With IPv6, we’ve taken a number of techniques we’ve used with IPv4, and we’ve updated them for the modern network. Of course, there’s DHCP for IP version 6. Those DHCP servers use a very similar process to what we saw with IPv4 to assign IP addresses with IP version 6. This uses redundant DHCP servers so it’s ready for the enterprise. And you as the DHCP administrator will be managing this DHCP version 6 server as well.
But unlike IP version 4, IP version 6 can assign an IP address to itself and be able to communicate with anyone on the network. We refer to this as stateless addressing. There’s no DHCP server that manages the process. You don’t have to keep track of IP addresses or Mac addresses. And with this stateless addressing, there’s no lease time, so you never have to worry about giving up your IP address.

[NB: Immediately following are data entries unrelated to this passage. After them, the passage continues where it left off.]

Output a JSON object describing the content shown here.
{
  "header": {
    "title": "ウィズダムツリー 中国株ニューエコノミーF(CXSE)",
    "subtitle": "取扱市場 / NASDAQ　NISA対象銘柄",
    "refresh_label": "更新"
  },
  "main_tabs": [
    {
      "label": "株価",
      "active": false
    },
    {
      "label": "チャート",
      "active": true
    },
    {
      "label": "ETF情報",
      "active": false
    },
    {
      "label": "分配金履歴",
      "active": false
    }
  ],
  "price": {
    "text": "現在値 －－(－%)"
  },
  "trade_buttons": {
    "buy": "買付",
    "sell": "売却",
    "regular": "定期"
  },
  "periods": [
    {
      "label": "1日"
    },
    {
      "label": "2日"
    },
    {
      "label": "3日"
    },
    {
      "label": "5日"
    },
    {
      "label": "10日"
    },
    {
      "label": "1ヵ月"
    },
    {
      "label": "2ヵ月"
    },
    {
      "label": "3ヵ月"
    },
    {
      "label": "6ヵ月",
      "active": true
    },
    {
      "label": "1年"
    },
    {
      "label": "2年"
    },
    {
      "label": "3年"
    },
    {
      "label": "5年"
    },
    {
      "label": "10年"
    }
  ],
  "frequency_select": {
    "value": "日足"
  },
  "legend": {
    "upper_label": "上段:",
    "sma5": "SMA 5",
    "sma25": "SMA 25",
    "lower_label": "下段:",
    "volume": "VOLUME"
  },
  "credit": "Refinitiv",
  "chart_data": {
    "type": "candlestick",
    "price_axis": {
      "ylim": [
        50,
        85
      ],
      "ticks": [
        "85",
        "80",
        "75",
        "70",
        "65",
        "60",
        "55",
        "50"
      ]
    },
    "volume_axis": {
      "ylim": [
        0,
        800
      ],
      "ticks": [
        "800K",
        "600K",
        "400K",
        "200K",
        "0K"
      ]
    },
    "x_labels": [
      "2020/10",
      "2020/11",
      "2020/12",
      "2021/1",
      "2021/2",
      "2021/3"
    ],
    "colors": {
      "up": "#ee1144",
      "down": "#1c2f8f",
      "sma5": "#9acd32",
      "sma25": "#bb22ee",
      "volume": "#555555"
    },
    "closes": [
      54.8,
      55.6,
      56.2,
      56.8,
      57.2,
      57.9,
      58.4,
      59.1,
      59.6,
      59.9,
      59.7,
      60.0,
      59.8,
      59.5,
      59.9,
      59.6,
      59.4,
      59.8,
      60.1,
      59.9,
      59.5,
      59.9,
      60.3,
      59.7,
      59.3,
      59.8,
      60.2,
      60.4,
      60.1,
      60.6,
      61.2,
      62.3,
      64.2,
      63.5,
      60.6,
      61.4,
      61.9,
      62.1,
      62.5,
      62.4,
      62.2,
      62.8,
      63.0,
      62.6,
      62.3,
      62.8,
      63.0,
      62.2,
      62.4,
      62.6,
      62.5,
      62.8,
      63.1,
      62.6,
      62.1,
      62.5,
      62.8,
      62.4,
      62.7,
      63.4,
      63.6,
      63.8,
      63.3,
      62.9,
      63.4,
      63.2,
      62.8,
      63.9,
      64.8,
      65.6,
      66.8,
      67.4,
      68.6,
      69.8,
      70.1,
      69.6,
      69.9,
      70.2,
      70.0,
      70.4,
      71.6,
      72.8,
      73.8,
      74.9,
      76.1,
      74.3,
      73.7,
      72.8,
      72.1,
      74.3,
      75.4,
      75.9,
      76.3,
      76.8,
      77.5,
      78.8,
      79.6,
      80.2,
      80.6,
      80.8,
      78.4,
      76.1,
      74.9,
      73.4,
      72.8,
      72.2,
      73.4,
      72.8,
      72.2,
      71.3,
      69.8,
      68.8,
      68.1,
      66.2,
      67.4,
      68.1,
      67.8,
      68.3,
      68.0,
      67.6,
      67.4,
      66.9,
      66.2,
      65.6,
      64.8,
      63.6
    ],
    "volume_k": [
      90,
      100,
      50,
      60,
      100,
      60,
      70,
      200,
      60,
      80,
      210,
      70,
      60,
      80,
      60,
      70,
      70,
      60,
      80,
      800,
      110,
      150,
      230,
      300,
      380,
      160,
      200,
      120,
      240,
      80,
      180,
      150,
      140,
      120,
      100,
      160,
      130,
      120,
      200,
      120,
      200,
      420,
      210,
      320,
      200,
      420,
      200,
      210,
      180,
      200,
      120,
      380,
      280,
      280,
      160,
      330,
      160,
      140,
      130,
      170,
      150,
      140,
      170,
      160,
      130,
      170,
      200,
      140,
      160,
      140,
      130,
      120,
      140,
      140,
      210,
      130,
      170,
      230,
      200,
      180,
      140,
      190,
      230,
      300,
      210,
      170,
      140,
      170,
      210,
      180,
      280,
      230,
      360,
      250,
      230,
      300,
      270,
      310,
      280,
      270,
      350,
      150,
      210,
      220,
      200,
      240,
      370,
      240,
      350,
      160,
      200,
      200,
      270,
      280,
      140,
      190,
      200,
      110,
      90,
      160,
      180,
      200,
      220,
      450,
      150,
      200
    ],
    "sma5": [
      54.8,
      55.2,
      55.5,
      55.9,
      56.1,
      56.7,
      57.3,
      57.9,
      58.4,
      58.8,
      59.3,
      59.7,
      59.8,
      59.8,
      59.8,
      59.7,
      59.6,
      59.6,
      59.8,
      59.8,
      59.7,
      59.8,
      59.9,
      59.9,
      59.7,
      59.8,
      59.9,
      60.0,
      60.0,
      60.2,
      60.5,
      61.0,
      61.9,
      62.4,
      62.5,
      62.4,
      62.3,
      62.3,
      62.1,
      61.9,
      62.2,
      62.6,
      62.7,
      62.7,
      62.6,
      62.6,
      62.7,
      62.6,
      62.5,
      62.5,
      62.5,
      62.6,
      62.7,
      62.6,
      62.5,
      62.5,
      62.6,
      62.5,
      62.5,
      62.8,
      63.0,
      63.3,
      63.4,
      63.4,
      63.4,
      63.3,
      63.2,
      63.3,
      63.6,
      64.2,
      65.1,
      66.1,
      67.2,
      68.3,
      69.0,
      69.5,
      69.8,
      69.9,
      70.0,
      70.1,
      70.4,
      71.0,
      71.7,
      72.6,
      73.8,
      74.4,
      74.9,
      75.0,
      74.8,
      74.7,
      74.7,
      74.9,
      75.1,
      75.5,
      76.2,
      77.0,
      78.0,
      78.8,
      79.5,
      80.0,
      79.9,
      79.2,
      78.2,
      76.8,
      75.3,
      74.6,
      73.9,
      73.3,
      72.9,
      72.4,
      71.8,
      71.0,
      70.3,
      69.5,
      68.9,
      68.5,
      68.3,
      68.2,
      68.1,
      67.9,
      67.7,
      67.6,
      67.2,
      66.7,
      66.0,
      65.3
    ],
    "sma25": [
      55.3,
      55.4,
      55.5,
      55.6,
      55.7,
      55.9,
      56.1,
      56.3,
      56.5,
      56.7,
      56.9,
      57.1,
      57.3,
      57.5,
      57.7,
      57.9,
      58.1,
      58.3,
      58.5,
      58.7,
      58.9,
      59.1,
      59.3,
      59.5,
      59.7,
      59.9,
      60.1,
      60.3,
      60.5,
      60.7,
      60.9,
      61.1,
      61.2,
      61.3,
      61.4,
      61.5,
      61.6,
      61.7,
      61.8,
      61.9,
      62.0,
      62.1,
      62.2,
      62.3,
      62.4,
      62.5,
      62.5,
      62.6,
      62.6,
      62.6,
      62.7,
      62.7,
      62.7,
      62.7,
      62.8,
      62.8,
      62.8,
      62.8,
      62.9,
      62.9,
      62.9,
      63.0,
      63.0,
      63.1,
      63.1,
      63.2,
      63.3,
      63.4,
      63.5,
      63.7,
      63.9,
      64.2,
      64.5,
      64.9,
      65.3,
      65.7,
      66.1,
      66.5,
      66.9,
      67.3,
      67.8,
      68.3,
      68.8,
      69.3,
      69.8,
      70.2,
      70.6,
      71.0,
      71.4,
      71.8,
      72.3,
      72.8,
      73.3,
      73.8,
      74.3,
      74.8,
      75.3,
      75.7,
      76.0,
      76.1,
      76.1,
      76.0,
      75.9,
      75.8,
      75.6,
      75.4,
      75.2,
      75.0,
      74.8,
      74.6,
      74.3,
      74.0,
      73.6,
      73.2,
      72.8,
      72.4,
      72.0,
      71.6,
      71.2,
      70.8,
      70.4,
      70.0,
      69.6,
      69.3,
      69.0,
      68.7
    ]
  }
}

An important protocol that’s used for IPv6 stateless addressing and other purposes is the NDP protocol. This stands for Neighbor Discovery Protocol. In IP version 4, we use the Address Resolution Protocol, or ARP, to be able to find other devices on the network. But ARP requires broadcasts to be able to operate. Within DP, we’re using multicast, so the overall communication is much more efficient. The way that an IPv6 device is able to effectively assign itself an IPv6 address is using Stateless Address Autoconfiguration, or SLAAC.
You don’t need a DHCP server. The device running IPv6 creates its own IP address to use. One of the concerns we obviously have is that if a device is creating its own IP address, it could potentially conflict with an existing IP address on the network. But in IP version 6, we have Duplicate Address Detection, or DAD. And it checks to be sure that there are no duplicate IP addresses on the network.
Neighbor discovery protocol can do more than simply find other devices on your network. It can also identify routers using the router solicitation and router advertisement features. If a device wants to find a router that’s on its local subnet, it uses this neighbor discovery protocol and uses the router solicitation feature, and sends that to a multicast that says if there’s any router out there, please respond back. And if a router sees that multicast, it will send a router advertisement directly back to that workstation.
Routers can also send their own advertisements out without being queried. We refer to those as unsolicited RA messages. They’re sent to a slightly different multicast location, and they are sent to all of the devices on the network that might be interested in knowing where routers exist. This router advertisement is useful because it can provide information about the local subnet. Things such as prefix values, prefix lengths, DNS server configuration, and other IPv6 configuration parameters.
So here’s how SLAAC, or the Stateless Address Autoconfiguration, works with IP version 6. The first thing your device does is determine, what local subnet am I on? And it does that by using the neighbor discovery protocol and asking a router, through the router solicitation feature, what subnet is this? The router will respond back with a router advertisement containing that information.
For example, we can query the router using this neighbor discovery protocol, and we’ll receive back the 64-bit IPv6 subnet prefix. You can see an example of that is listed here. But, of course, that’s only half of the IPv6 address. We also need what’s known as the last 64 bits, or the interface ID. Many devices will take a modified version of their Mac address, put the letters ff:fe in the middle to create 64 bits that it can then use as the last part of the address.
Other devices will simply randomize this value to create those last 64 bits. And just to make sure that this random value, or the value associated with the Mac address, doesn’t somehow already match an IPv6 address on the network, the neighbor discovery protocol is used again. It uses a feature called Duplicate Address Detection, or DAD, and checks the rest of the network to be sure that no one else is using that specific IPv6 address.
Now that the stateless address autoconfiguration process is complete, your device now has a completely routable IPv6 address that is unique to that particular station.